Australian scientists announce they have made a breakthrough in Chronic Fatigue Syndrome testing, now looking for partners to bring a diagnostic test to market.
An ABC radio interview with Australian scientists at Queensland’s Griffith University reveals they have identified new markers on white blood cells which can be used to screen patients. Patient Lyn Wilson, Professor Don Staines and Professor Sonya Marshall-Gradisnik are interviewed.  Listen to the interview or read the transcript.

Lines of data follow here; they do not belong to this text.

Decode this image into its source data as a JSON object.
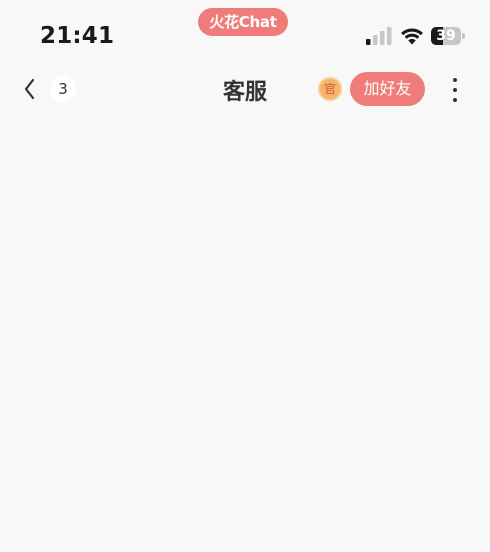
{
  "status_bar": {
    "time": "21:41",
    "app_label": "火花Chat",
    "battery_level": "39",
    "battery_fraction": 0.39,
    "signal_bars_active": 1,
    "signal_bars_total": 4
  },
  "nav": {
    "title": "客服",
    "unread_count": "3",
    "official_badge": "官",
    "add_friend_label": "加好友"
  },
  "colors": {
    "accent": "#ef7c78",
    "badge_orange": "#f3b56e",
    "background": "#f8f8f8"
  },
  "icons": {
    "back": "chevron-left-icon",
    "more": "more-vertical-icon",
    "signal": "cellular-signal-icon",
    "wifi": "wifi-icon"
  }
}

DAVID MARK: Australian scientists say they could soon produce a diagnosis for Chronic Fatigue Syndrome that could be as simple as having a blood test.
 
The scientists have identified new markers on white blood cells which can be used to screen patients who present with symptoms characteristic of chronic fatigue.
 
DON STAINES: We have found for the first time, specific markers, which can now be used in the form of a blood test to screen people who may present with symptoms of Chronic Fatigue Syndrome or myalgic encephalomyelitis to their GP.
 
– report by Courtney Wilson on ABC’s PM program

Several published and as-yet-unpublished studies contributed to this stage, according to Griffith.
Reader John, found the patent application from Professor Marshall-Gradisnik:

ABSTRACT: In one embodiment the invention relates to the use of differentially expressed microRNAs (miRNAs) as biological markers for identifying subjects that have Chronic Fatigue Syndrome (CFS) and/or Myalgic Encephalomyelitis (ME) [systemic exertion intolerance disease (SEID)], or are at risk of developing CFS and/or ME. In another embodiment, the invention relates to probes, tools, reagents, kits and assays for screening subjects for CFS and/or ME and/or managing CFS and/or ME.

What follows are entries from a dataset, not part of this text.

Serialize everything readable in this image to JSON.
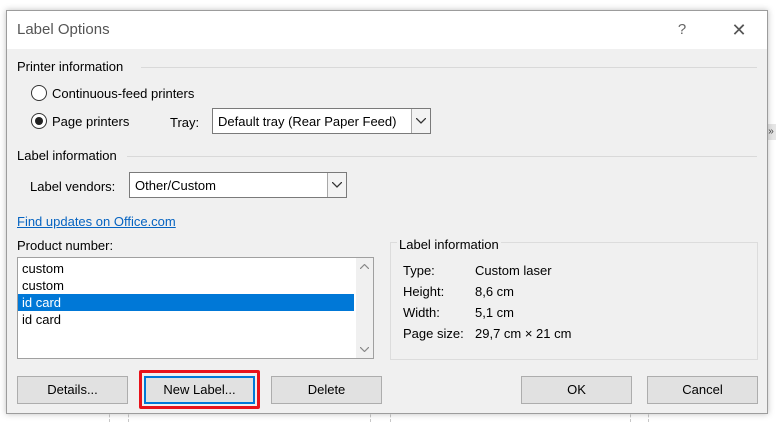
{
  "dialog": {
    "title": "Label Options",
    "help_icon": "?",
    "close_icon": "✕"
  },
  "printer_information": {
    "heading": "Printer information",
    "continuous_label": "Continuous-feed printers",
    "page_label": "Page printers",
    "selected": "page",
    "tray_label": "Tray:",
    "tray_value": "Default tray (Rear Paper Feed)"
  },
  "label_information_group": {
    "heading": "Label information",
    "vendors_label": "Label vendors:",
    "vendors_value": "Other/Custom"
  },
  "find_updates_link": "Find updates on Office.com",
  "product_number": {
    "label": "Product number:",
    "items": [
      "custom",
      "custom",
      "id card",
      "id card"
    ],
    "selected_index": 2
  },
  "label_info_panel": {
    "heading": "Label information",
    "rows": [
      {
        "key": "Type:",
        "value": "Custom laser"
      },
      {
        "key": "Height:",
        "value": "8,6 cm"
      },
      {
        "key": "Width:",
        "value": "5,1 cm"
      },
      {
        "key": "Page size:",
        "value": "29,7 cm × 21 cm"
      }
    ]
  },
  "buttons": {
    "details": "Details...",
    "new_label": "New Label...",
    "delete": "Delete",
    "ok": "OK",
    "cancel": "Cancel"
  },
  "colors": {
    "accent": "#0078d7",
    "link": "#0563c1",
    "highlight": "#e8121a"
  },
  "background": {
    "ribbon_arrow": "»"
  }
}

From Griffith University’s media release:
The research team from the National Centre for Neuroimmunology and Emerging Diseases (NCNED), Menzies Health Institute Queensland, has identified new markers that can be used to screen patients and is now looking to partner with diagnostic companies to bring a test to market. The screening test is expected to benefit all those with symptoms of the condition.
“Over the last four years, with support from the Queensland Government and philanthropic donors, we have identified unique markers in CFS patients,” says Professor Marshall-Gradisnik.
“This screening test may be expected to become a laboratory standard to provide more certain, and cost-efficient, diagnosis for CFS. Currently patients may be undergoing a range of tests to diagnose for CFS which incurs a significant cost to the health care system.
“CFS, also known as myalgic encephalomyelitis (ME), affects up to 400,000 Australians, many of whom are housebound or bedbound. Patients are isolated and further stigmatised by disbelief of their condition.
“This illness has traditionally been difficult to diagnose, meaning that people can go for months without getting the care and attention they require. We are confident that the new screening test currently in development will provide efficient and increasingly accurate screening for people with CFS.  This test may also be used to monitor and track the progression of their illness,” says Professor Staines.
Innovative research
Developing this screening test and engaging potential diagnostic companies reflects the innovative research being undertaken to deliver better health outcomes for CFS patients in Australia.
Awareness and support of CFS is currently gathering momentum in Australia, with a recent Senate Estimate Committee highlighting the requirement for increased research and funding regarding the condition.
From Griffith University.
(One of the related studies may or may not be ‘A Preliminary Comparative Assessment of the Role of CD8+ T Cells in Chronic Fatigue Syndrome/Myalgic Encephalomyelitis and Multiple Sclerosis’, see an abstract for the study.  The study, conducted on 23 CFS/ME patients, 11 untreated MS patients, and 30 nonfatigued controls. In CFS/ME patients, a marker called CD127 was significantly decreased on all subsets of CD8+ T cells. PSGL-1 was significantly reduced.)